On the night of October 11, 2017, a class taught by the lawyer and professor at the Autonomous University of Santo Domingo (UASD), Yuniol Ramírez, at the Faculty of Legal and Political Sciences, was interrupted.
Ramírez’s body was found the next morning, just hours after he was reported missing, and several videos from the university parking lot security cameras recorded several shots fired in a vehicle parked next to his.
A similar situation occurred on May 26, but in 1994, when the also university professor, Narciso González, finished his classes at the UASD Faculty of Humanities and left for his home the night of that day, where he never came.
What happened to Yuniol?
After receiving the message in his class, Professor Ramírez dismissed his students and went to the parking lot to meet those who called him and were waiting right next to his car.
The then 45-year-old man, born in the province of San Juan de la Maguana, from where he left for the Dominican capital in his youth with the dream of becoming a lawyer and studying law, right at the university where he taught, was kidnapped around 9:00 am in that same parking lot without anyone else hearing from him until the next day.
That evening would be the last time anyone would see Ramírez alive, who had discovered a corruption scandal just days earlier in the Metropolitan Office of Bus Services (OMSA) and who took several employees of that institution to jail, in Special to the then director. , Manuel Rivas, charged with association of criminals, bribery, corruption, anti-state fraud and corruption in double payment processes.
Ramírez’s body was found on the morning of Thursday, October 12, just hours after he was reported missing, when a fisherman noticed a body with a chain around his neck tied to a log submerged in the Manoguayabo River in Hato Nuevo.

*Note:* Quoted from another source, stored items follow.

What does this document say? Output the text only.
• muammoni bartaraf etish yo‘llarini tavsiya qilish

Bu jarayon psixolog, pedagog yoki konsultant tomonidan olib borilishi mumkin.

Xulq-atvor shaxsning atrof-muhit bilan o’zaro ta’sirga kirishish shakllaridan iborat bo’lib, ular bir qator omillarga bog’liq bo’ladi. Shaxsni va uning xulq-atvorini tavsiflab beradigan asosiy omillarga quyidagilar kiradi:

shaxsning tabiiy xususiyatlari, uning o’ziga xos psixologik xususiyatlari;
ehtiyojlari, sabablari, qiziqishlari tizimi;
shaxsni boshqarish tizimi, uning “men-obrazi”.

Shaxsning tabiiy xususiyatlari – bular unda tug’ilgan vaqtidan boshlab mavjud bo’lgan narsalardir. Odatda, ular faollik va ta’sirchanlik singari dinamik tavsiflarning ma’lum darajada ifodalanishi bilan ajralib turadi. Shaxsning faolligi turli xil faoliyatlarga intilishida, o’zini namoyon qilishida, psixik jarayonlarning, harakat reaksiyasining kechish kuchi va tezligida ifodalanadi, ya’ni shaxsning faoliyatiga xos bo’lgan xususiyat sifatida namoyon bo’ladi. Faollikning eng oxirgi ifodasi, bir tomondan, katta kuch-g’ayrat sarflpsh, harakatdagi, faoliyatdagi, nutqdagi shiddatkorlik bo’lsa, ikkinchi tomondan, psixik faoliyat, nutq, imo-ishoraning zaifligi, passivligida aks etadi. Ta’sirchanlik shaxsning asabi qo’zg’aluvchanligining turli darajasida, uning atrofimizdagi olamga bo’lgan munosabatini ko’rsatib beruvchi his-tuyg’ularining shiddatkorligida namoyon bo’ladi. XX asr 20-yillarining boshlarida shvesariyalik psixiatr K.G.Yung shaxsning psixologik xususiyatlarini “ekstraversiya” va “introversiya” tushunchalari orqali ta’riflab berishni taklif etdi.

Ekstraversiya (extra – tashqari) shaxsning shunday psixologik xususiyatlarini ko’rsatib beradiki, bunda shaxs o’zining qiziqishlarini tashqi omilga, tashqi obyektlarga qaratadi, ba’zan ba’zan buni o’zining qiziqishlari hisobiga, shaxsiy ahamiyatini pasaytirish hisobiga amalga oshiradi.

Investigations by the National District Prosecutor’s Office immediately began and as the days passed, with the arrest of defendants for the Yuniol Ramírez case, irregularities committed in the OMSA also surfaced, forcing then-director Manuel Rivas to court. had to be subdued.
Immediately before his murder, José Antonio Mercado Blanco (El Grande), an accomplice of the suspect of the perpetrator Argenis Contreras, was arrested; Víctor Elizander Ravelo Campos (El Herrero) and Jorge Luis Abreu Fabián (El Taxista), who helped the culprit find the tools to chain the body and try to get rid of the corpse.
The missing file to conclude that case was Argenis Contreras, identified as the material author of Yuniol’s murder, who was extradited from the United States last Tuesday and arrested by Dominican authorities after more than three years away from justice. The defendant says he came to “clear things up”.
Although the prosecution’s files showed that Ramírez was extorting the OMSA officials, the figure of the professor was “tortured” as an icon of the fight against corruption by much of the bourgeoisie.
Narcisazo disappearance
Narciso González, who was known on the university campus as Narcisazo, had publicly shown that he disagreed with the regime of then-president Joaquín Balaguer and according to several writings from the media, the professor at the time published an article in La Muralla magazine, where he described the president as “the most perverted thing in the island country”.
Narcisazo also cited serious corruption in state administration, citing military leaders, a consul and other officials alleged $ 20 million robbers.
After the elections in that month of May, the professor was one of the main promoters that Balaguer carried out the major “electoral fraud” and staged an excited speech against the regime.
Just ten days after the election, González disappeared without a trace.
Almost 27 years later, unlike Yuniol, the disappearance of Narcisazo remains one of the greatest mysteries of Dominican justice. After the night of May 26, neither the silhouette nor the body of the professor and columnist was seen anymore.
During this trip, there have been several theories as to what actually happened, but his relatives, including his wife Luz Altagracia Ramírez González and their four children, have blamed the authorities for viewing the case as “a simple disappearance”.
Knowing more
Phrase.
The Narcisazo case reached international borders when the Inter-American Court of Human Rights (IACHR) condemned the Dominican state for holding it “internationally responsible for the enforced disappearance” of the professor, as well as for the ensuing violations. of the right to liberty and integrity of person.
Compensation.
In a unanimous decision, the court ordered González’s wife and their children Ernesto, Rhina Yokasta, Jennie Rosanna and Amaury to be compensated with US $ 290,000 for pecuniary and non-pecuniary damages. It also ordered the Dominican state to continue investigating the case to establish the truth of the facts and to order sanctions on those responsible.